Wars are often measured in strategic depth and military response.
The recent strikes and counter-strikes have already cost lives across the region and inflicted millions of dollars in losses. Airlines are bleeding revenue. Insurance premiums are soaring. Supply chains are bracing for impact.
But no economic figure can capture what it means for a son to miss his father’s final farewell.
“I would trade every business deal I have ever signed to be there today,” Manoj said. “Money can be earned again. This moment cannot.”
Across the Gulf, similar stories are unfolding — grief compounded by distance.
In Dubai, another Indian expatriate received news late last night that his mother had died. With flights grounded from Dubai, he made a desperate choice. He packed a small bag, got into his car, and began the long drive across highways and border posts to Muscat - chasing the faint possibility of boarding one of the few outbound flights still operating to India.
“I just need to reach her,” he told friends before setting off. “Everything else can wait.”
Airports in the Gulf are accustomed to tears — the silent sacrifices of migrant life, the long goodbyes, the emotional reunions. But this week, the tears have been different. They are edged with helplessness.
For expatriates, distance is the unspoken price of opportunity. Parents age in photographs sent over messaging apps. Festivals are attended through video calls. Milestones are postponed.

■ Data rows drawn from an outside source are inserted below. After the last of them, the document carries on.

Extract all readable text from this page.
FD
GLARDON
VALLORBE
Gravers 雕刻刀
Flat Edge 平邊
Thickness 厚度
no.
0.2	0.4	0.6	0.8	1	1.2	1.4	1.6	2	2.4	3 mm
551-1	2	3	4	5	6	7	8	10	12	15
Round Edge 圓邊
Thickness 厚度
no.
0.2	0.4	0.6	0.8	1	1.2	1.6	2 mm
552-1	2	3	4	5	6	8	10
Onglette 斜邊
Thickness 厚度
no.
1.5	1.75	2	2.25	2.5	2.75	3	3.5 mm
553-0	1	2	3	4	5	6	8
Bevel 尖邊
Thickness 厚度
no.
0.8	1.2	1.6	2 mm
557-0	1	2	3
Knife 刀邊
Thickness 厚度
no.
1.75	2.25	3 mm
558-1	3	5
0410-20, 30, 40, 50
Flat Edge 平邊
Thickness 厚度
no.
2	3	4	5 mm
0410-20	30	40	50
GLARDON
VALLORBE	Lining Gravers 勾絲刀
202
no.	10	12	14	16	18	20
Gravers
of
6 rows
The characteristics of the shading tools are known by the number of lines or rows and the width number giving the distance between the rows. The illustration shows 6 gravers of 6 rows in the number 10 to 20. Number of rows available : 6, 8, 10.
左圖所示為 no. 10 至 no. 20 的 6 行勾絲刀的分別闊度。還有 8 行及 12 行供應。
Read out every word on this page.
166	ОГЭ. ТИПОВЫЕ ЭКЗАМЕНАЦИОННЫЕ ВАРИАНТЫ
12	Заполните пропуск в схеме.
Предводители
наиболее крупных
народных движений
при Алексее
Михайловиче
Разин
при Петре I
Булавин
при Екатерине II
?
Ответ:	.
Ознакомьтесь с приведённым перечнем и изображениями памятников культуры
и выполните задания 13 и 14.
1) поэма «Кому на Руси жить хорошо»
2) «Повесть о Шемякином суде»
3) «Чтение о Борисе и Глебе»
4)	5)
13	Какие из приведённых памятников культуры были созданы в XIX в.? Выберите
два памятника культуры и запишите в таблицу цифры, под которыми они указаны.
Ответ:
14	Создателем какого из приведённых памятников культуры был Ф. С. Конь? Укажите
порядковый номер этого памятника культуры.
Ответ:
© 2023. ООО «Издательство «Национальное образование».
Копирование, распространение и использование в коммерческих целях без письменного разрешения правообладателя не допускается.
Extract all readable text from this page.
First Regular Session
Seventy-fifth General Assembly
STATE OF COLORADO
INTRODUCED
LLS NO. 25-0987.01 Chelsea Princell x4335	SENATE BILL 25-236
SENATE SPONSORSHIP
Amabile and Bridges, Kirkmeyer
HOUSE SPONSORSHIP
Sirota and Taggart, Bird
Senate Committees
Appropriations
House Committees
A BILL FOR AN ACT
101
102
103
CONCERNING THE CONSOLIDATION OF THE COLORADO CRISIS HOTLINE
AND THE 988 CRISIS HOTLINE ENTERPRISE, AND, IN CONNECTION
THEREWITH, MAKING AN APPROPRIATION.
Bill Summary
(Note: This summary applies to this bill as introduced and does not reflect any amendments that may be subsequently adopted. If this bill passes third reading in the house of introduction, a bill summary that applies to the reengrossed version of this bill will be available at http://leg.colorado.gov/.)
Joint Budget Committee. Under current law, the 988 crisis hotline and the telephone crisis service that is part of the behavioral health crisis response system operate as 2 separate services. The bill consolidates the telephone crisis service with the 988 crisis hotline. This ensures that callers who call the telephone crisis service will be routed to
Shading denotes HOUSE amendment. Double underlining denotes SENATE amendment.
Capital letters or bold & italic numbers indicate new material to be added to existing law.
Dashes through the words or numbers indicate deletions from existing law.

Yet most hold on to one certainty: that when the final call comes, they will go home.
For Manoj, that certainty dissolved with the closing of the skies.
“Even if I reach tomorrow,” he said, “I will stand before the ashes knowing I was not there when it mattered most.”
As a grieving man waits for a seat on a plane - a reminder that while wars redraw borders and flight paths, their deepest wounds are often carried silently, in the hearts of those left behind.